Well, not exactly. It just so happens that back in the late 1500’s Spanish explorers built at least 18 forts and missions on the Georgia coast. Starting with the first mission, San Pedro de Mocama, established on Cumberland Island in 1587, these Guale Missions were abandoned in 1597 after the devastating Guale War.
The next colonialization of the Georgia region came when King Charles I granted Sir Robert Heath a grant of land that included all of modern-day Georgia. Heath, however, never made a serious effort to settle this territory. In 1663, King Charles II decided that Heath’s heirs had no claim to this land, and awarded the grant to eight of his friends. These Lords Proprietors, the oldest being known as the Lord Palatine, took control of what would become the Province of Carolina.
    Its northern border extended all along the Virginia border, while its southern border extended westward from present-day Daytona Beach (which included the Spanish settlement at Saint Augustine). The first towns actually settled in the Carolinas were: 1st, the area around Roanoke River (1653); 2nd, the area around Cape Fear (1665); and 3rd, the area around Charleston (1670).
    In 1717, Lord Carteret, then the current Lord Palatine, agreed to allow a portion of the Carolinas to be settled by Scottish Baronet Sir Robert Montgomery. His plan was for the creation of the “Margravate of Azilia,” over whose residents he would rule as a sort of lesser “King.” His grant included the area between the Savannah and Altamaha Rivers which encompassed some 400 square miles.
    In 1720, after Montgomery had failed to get the colony started, John Barnwell (a former business partner) changed the concept where the ultimate ruler would be replaced by a council of gentlemen planters who would oversee indentured servants. He established Fort King George on the Altamaha River, garrisoned with British troops (sent from their Gibraltar base) to protect the Carolinas from Spanish incursions. After being ravaged by sickness, these troops were withdrawn to Port Royal.
    Back in England, James Edward Oglethorpe was the seventh child of Sir Theophilus Oglethorpe. While serving five months in prison for killing a man in a brawl, he witnessed firsthand the horrors of the British prison system. After being appointed to Parliament as the representative for Haslemere (1722), he got appointed to the Prison Discipline Committee and intensified his efforts to start a new life for many of these poor souls in his proposed colony in the New World. It turned out that there were never any debtors used as colonists but rather those selected as the “deserving poor.”

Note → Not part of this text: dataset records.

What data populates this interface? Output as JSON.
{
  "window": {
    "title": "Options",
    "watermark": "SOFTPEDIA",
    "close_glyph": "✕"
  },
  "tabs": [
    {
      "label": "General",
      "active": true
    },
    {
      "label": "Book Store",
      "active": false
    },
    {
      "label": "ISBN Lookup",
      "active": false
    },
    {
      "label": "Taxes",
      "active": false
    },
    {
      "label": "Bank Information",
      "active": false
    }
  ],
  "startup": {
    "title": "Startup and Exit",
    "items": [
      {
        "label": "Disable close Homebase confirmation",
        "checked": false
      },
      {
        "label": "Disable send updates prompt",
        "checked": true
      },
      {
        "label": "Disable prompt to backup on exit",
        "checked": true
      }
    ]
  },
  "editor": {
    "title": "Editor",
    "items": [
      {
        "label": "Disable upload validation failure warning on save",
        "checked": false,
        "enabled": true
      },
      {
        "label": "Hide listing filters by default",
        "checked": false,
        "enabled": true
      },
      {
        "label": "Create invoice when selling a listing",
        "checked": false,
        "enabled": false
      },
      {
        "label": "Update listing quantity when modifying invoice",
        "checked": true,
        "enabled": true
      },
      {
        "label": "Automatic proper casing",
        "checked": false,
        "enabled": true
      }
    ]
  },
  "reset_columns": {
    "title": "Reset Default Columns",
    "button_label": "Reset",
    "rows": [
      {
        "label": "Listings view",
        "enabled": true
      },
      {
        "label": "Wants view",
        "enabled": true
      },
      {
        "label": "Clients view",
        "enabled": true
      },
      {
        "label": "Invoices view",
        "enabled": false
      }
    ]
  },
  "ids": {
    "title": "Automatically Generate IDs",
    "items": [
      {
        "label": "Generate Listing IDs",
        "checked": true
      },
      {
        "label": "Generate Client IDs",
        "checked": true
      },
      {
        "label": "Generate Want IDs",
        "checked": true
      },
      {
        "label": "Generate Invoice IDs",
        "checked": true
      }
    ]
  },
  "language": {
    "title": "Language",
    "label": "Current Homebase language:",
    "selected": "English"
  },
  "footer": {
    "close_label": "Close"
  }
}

    This “buffer state” as he called it, would separate the “Debatable Lands” (ie: Georgia) currently being claimed by both Spain and England. He got the support of the Lord Viscount Percival (who soon became the first Earl of Egmont and the first president of the Trustees Of Georgia), as well as Lords Commissioners for Trade and Plantations Edward Ashe and Martha Bladen in convincing the King to grant them the charter to start the colony. He and 20 of his closest friends took on the task of laying out, and then populating the new colony.
    Arriving on February 12, 1733 on Yamacraw Bluff, Oglethorpe had already enlisted the help of them founder of the Society for the Propagation of Christian Knowledge Dr. Thomas Bray to seek out religious colonists to establish a foothold on the Georgia coast. Amongst the first to arrive were the Salzburgers from Austria who established Eben Ezer in 1734 and the Scottish Highlanders from Inverness who established New Inverness (now Darien) in 1736.
The rest of the story, as people are wont to say, is history.